The signal-level branch only analyzes the extracted waveforms and cannot distinguish between weak signals and signals obliterated by scene interference. The scene-level branch employs an MLLM to perform human-like reasoning on video frames to identify unstable lighting, severe head/camera motion, or compression artifacts. This compensates for SNR blind spots—specifically filtering videos that appear valid at a signal level but fail during actual training due to movement, while also excluding visually realistic but signal-deficient AI-generated content.
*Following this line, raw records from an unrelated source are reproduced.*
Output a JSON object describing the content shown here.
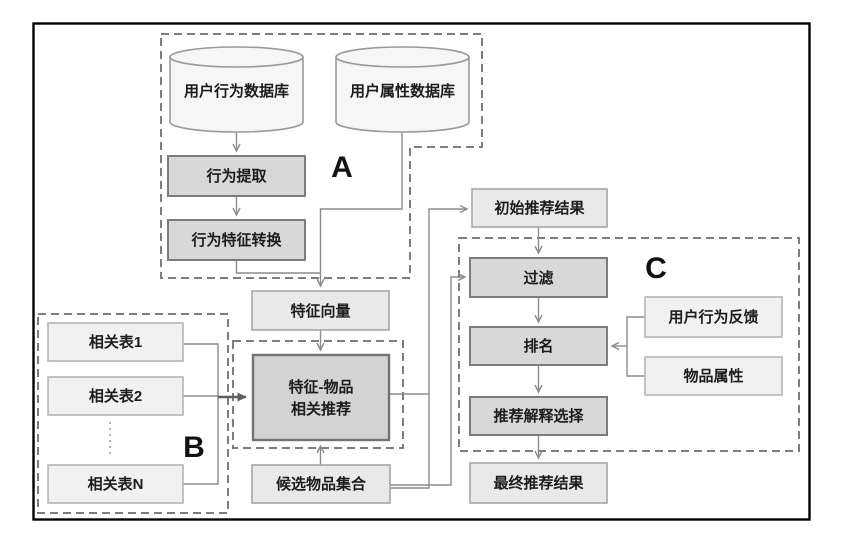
{
  "figure": {
    "background_color": "#ffffff",
    "border_color": "#000000"
  },
  "sections": {
    "a_label": "A",
    "b_label": "B",
    "c_label": "C"
  },
  "nodes": {
    "user_behavior_db": "用户行为数据库",
    "user_attribute_db": "用户属性数据库",
    "behavior_extraction": "行为提取",
    "behavior_feature_conversion": "行为特征转换",
    "feature_vector": "特征向量",
    "related_table_1": "相关表1",
    "related_table_2": "相关表2",
    "related_table_n": "相关表N",
    "feature_item_recommend_line1": "特征-物品",
    "feature_item_recommend_line2": "相关推荐",
    "candidate_item_set": "候选物品集合",
    "initial_recommend_result": "初始推荐结果",
    "filter": "过滤",
    "ranking": "排名",
    "explanation_selection": "推荐解释选择",
    "final_recommend_result": "最终推荐结果",
    "user_behavior_feedback": "用户行为反馈",
    "item_attributes": "物品属性"
  },
  "colors": {
    "process_box_fill": "#d8d8d8",
    "process_box_border": "#7c7c7c",
    "result_box_fill": "#e9e9e9",
    "result_box_border": "#a6a6a6",
    "input_box_fill": "#f1f1f1",
    "cylinder_fill": "#f6f6f6",
    "connector_line": "#8c8c8c",
    "main_arrow": "#5f5f5f",
    "dashed_region_border": "#7d7d7d",
    "text_color": "#1c1c1c"
  }
}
3. Two-stage Adaptive Sampling (TAS): Balancing quality and diversity

Soft filtering by quality scores alone can lead to a "high-quality but homogeneous" dataset, lacking diversity. TAS splits selection into two steps: Stage 1 uses a quality threshold to eliminate obviously low-quality videos, ensuring a performance baseline. Stage 2 performs duration-aware probabilistic sampling within the qualified pool. Instead of binary selection, sampling probability is proportional to quality while considering video duration, ensuring high-quality videos are preferred without sacrificing data diversity.

Loss & Training

The framework does not introduce new training objectives. Instead, the filtered subsets are used to train existing unsupervised rPPG methods (e.g., ContrastPhys, SiNC) to validate the gains provided by data quality filtering.

Key Experimental Results

Main Results

Sampling Strategy HR MAE on PURE Test Set Description
All (Full Data) High Error Low-quality data hurts training
Random Medium Error Random sampling outperforms using all data
rPPG-VQA Lowest Error Quality filtering shows significant effect

Ablation Study

Configuration HR MAE Description
Signal-level + Scene-level Optimal Dual branches are complementary
Signal-level Only Sub-optimal Misses scene-based interferences
Scene-level Only Medium Lacks direct signal quality assessment

Key Findings

  • Training with all available in-the-wild videos is inferior to training on a quality-filtered subset.
  • The dual-branch approach is essential as individual branches have distinct blind spots.
  • The TAS strategy maintains training set diversity while ensuring high quality.

Highlights & Insights

  • First systematic study of data quality in rPPG: Fills a critical gap in the unsupervised rPPG data pipeline.
  • Method-agnostic signal quality metric: Utilizes consensus among multiple algorithms to eliminate bias, a concept transferable to other signal processing tasks.

Limitations & Future Work

  • High computational cost associated with MLLM inference.
  • Manual tuning required for the quality threshold.
  • Potential development of an end-to-end quality-aware training framework.
  • vs. Traditional VQA (PSNR/SSIM): Traditional metrics focus on human perception and are decoupled from rPPG requirements.
  • vs. Posterior Signal Assessment: Posterior methods require prior signal extraction and cannot pre-screen raw videos effectively.

Rating

  • Novelty: ⭐⭐⭐⭐ First systematic solution for rPPG data quality.
  • Experimental Thoroughness: ⭐⭐⭐⭐ Comprehensive comparison of sampling strategies.
  • Writing Quality: ⭐⭐⭐⭐ Precise problem definition.
  • Value: ⭐⭐⭐⭐ Unlocks the potential of utilizing in-the-wild data for unsupervised rPPG.